As someone who learnt a great deal during her early training, Ms Ngan takes much pride in the design of the MD programme which she believes will help associates get a good insight into Miramar Group's operations, organisation and strategic planning by enabling them to work alongside the group's key decision makers. By the time they finish the training, they should be well equipped to take up assistant manager duties in their chosen career fields.
To give the associates responsibility and job ownership, they will be expected to help with the development of the group's social corporate responsibility programmes, among other initiatives.
The greatest gift
Ms Ngan regards the MD programme as a highlight of the group's talent-management agenda and finds it fulfilling to mentor emerging leaders. The structuring of the programme-with a focus on immersing the trainees in different group businesses has also been especially rewarding, she feels. "I wanted to create a systematic, new model to groom managers, preparing them for future responsibilities by equipping them with essential knowledge and skills in a relatively short period of time," she adds.
Miramar Group's vast range of job opportunities call for candidates with a wide spectrum of qualifications and personal attributes, but a willingness to learn is essential for all, stresses Ms Ngan.
"In most jobs, recruits can pick up the necessary skills as long as they remain enthusiastic and interested. The key is for young talent to learn from their colleagues and seniors about how to function as part of a team, so that they can truly contribute to the company," she remarks.

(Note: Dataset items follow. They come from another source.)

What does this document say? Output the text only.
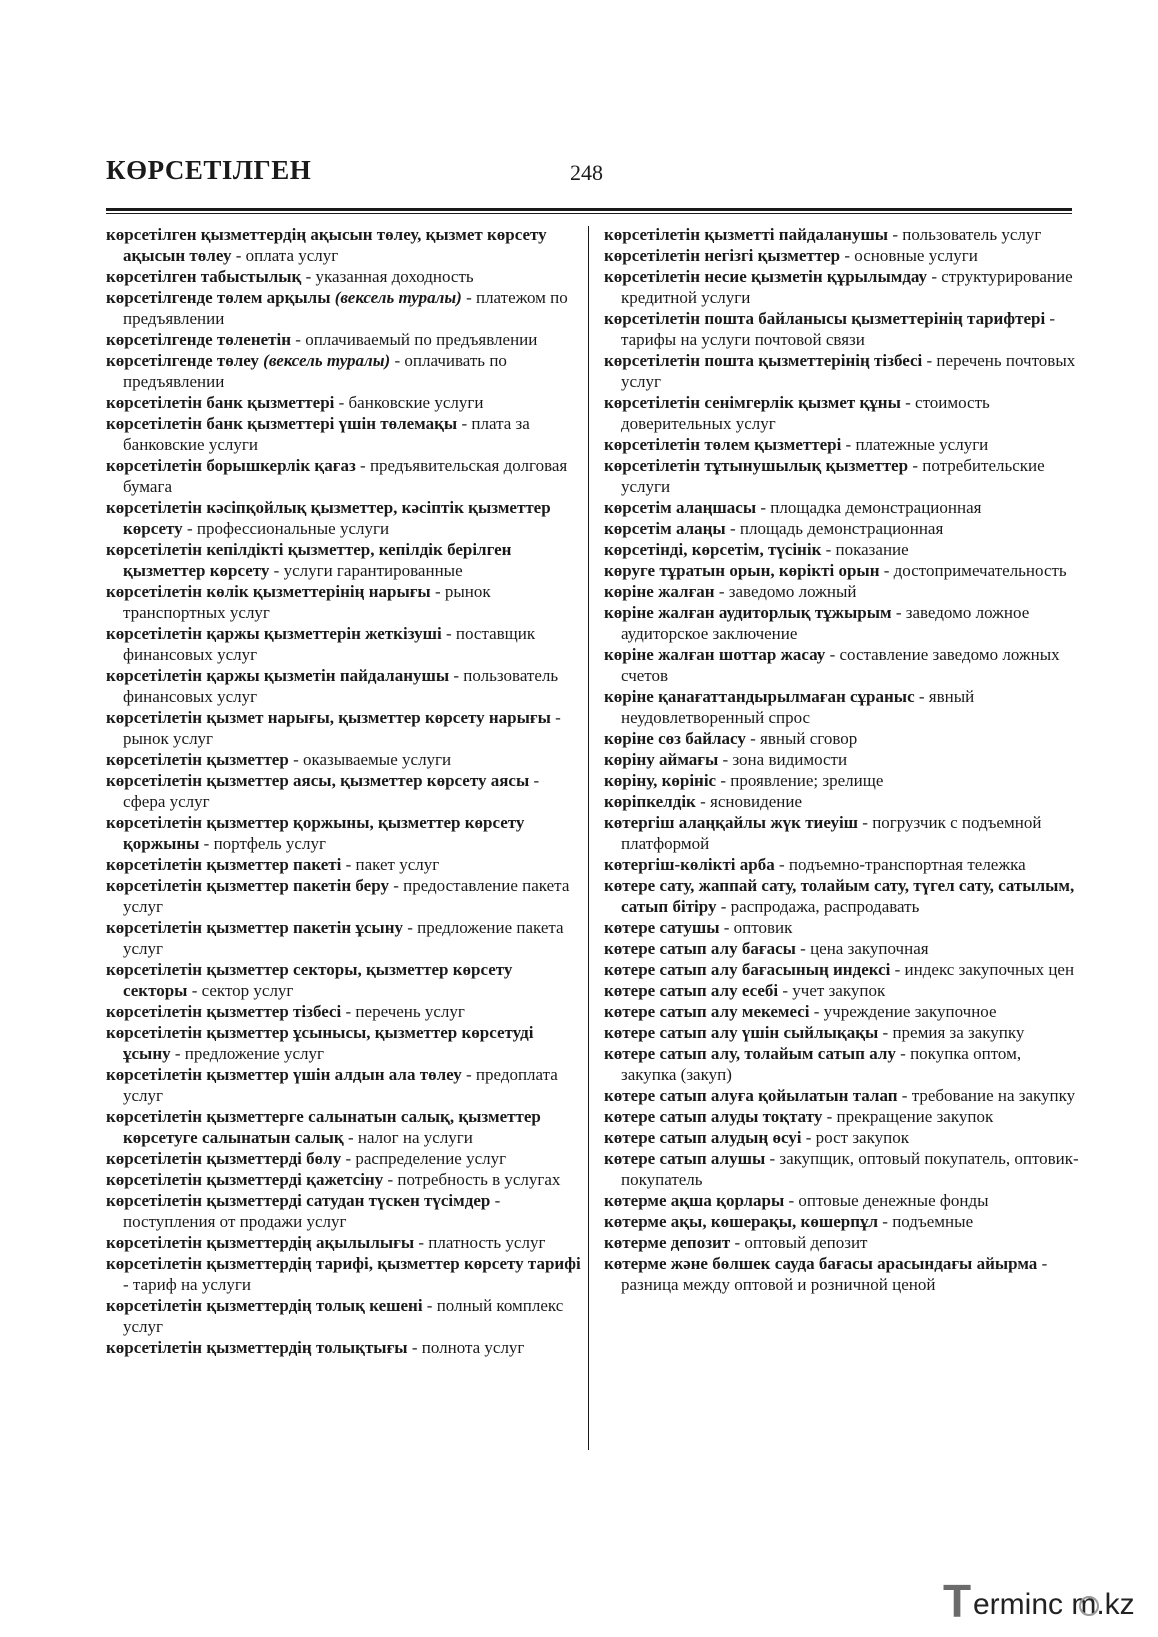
КӨРСЕТІЛГЕН	248

көрсетілген қызметтердің ақысын төлеу, қызмет көрсету ақысын төлеу - оплата услуг

көрсетілген табыстылық - указанная доходность

көрсетілгенде төлем арқылы (вексель туралы) - платежом по предъявлении

көрсетілгенде төленетін - оплачиваемый по предъявлении

көрсетілгенде төлеу (вексель туралы) - оплачивать по предъявлении

көрсетілетін банк қызметтері - банковские услуги

көрсетілетін банк қызметтері үшін төлемақы - плата за банковские услуги

көрсетілетін борышкерлік қағаз - предъявительская долговая бумага

көрсетілетін кәсіпқойлық қызметтер, кәсіптік қызметтер көрсету - профессиональные услуги

көрсетілетін кепілдікті қызметтер, кепілдік берілген қызметтер көрсету - услуги гарантированные

көрсетілетін көлік қызметтерінің нарығы - рынок транспортных услуг

көрсетілетін қаржы қызметтерін жеткізуші - поставщик финансовых услуг

көрсетілетін қаржы қызметін пайдаланушы - пользователь финансовых услуг

көрсетілетін қызмет нарығы, қызметтер көрсету нарығы - рынок услуг

көрсетілетін қызметтер - оказываемые услуги

көрсетілетін қызметтер аясы, қызметтер көрсету аясы - сфера услуг

көрсетілетін қызметтер қоржыны, қызметтер көрсету қоржыны - портфель услуг

көрсетілетін қызметтер пакеті - пакет услуг

көрсетілетін қызметтер пакетін беру - предоставление пакета услуг

көрсетілетін қызметтер пакетін ұсыну - предложение пакета услуг

көрсетілетін қызметтер секторы, қызметтер көрсету секторы - сектор услуг

көрсетілетін қызметтер тізбесі - перечень услуг

көрсетілетін қызметтер ұсынысы, қызметтер көрсетуді ұсыну - предложение услуг

көрсетілетін қызметтер үшін алдын ала төлеу - предоплата услуг

көрсетілетін қызметтерге салынатын салық, қызметтер көрсетуге салынатын салық - налог на услуги

көрсетілетін қызметтерді бөлу - распределение услуг

көрсетілетін қызметтерді қажетсіну - потребность в услугах

көрсетілетін қызметтерді сатудан түскен түсімдер - поступления от продажи услуг

көрсетілетін қызметтердің ақылылығы - платность услуг

көрсетілетін қызметтердің тарифі, қызметтер көрсету тарифі - тариф на услуги

көрсетілетін қызметтердің толық кешені - полный комплекс услуг

көрсетілетін қызметтердің толықтығы - полнота услуг

көрсетілетін қызметті пайдаланушы - пользователь услуг

көрсетілетін негізгі қызметтер - основные услуги

көрсетілетін несие қызметін құрылымдау - структурирование кредитной услуги

көрсетілетін пошта байланысы қызметтерінің тарифтері - тарифы на услуги почтовой связи

көрсетілетін пошта қызметтерінің тізбесі - перечень почтовых услуг

көрсетілетін сенімгерлік қызмет құны - стоимость доверительных услуг

көрсетілетін төлем қызметтері - платежные услуги

көрсетілетін тұтынушылық қызметтер - потребительские услуги

көрсетім алаңшасы - площадка демонстрационная

көрсетім алаңы - площадь демонстрационная

көрсетінді, көрсетім, түсінік - показание

көруге тұратын орын, көрікті орын - достопримечательность

көріне жалған - заведомо ложный

көріне жалған аудиторлық тұжырым - заведомо ложное аудиторское заключение

көріне жалған шоттар жасау - составление заведомо ложных счетов

көріне қанағаттандырылмаған сұраныс - явный неудовлетворенный спрос

көріне сөз байласу - явный сговор

көріну аймағы - зона видимости

көріну, көрініс - проявление; зрелище

көріпкелдік - ясновидение

көтергіш алаңқайлы жүк тиеуіш - погрузчик с подъемной платформой

көтергіш-көлікті арба - подъемно-транспортная тележка

көтере сату, жаппай сату, толайым сату, түгел сату, сатылым, сатып бітіру - распродажа, распродавать

көтере сатушы - оптовик

көтере сатып алу бағасы - цена закупочная

көтере сатып алу бағасының индексі - индекс закупочных цен

көтере сатып алу есебі - учет закупок

көтере сатып алу мекемесі - учреждение закупочное

көтере сатып алу үшін сыйлықақы - премия за закупку

көтере сатып алу, толайым сатып алу - покупка оптом, закупка (закуп)

көтере сатып алуға қойылатын талап - требование на закупку

көтере сатып алуды тоқтату - прекращение закупок

көтере сатып алудың өсуі - рост закупок

көтере сатып алушы - закупщик, оптовый покупатель, оптовик-покупатель

көтерме ақша қорлары - оптовые денежные фонды

көтерме ақы, көшерақы, көшерпұл - подъемные

көтерме депозит - оптовый депозит

көтерме және бөлшек сауда бағасы арасындағы айырма - разница между оптовой и розничной ценой

T erminc m.kz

Ms Ngan reveals that Miramar Group has also stepped up other talent management measures in recent years in a bid to ensure that the group meets staff requirements for sustainable business growth. For instance, frontline employees have access to leadership workshops and team-building activities, as well as various practical training programmes.
"We're looking for people with a sense of mission and innovation to carve long-term careers with us," she concludes.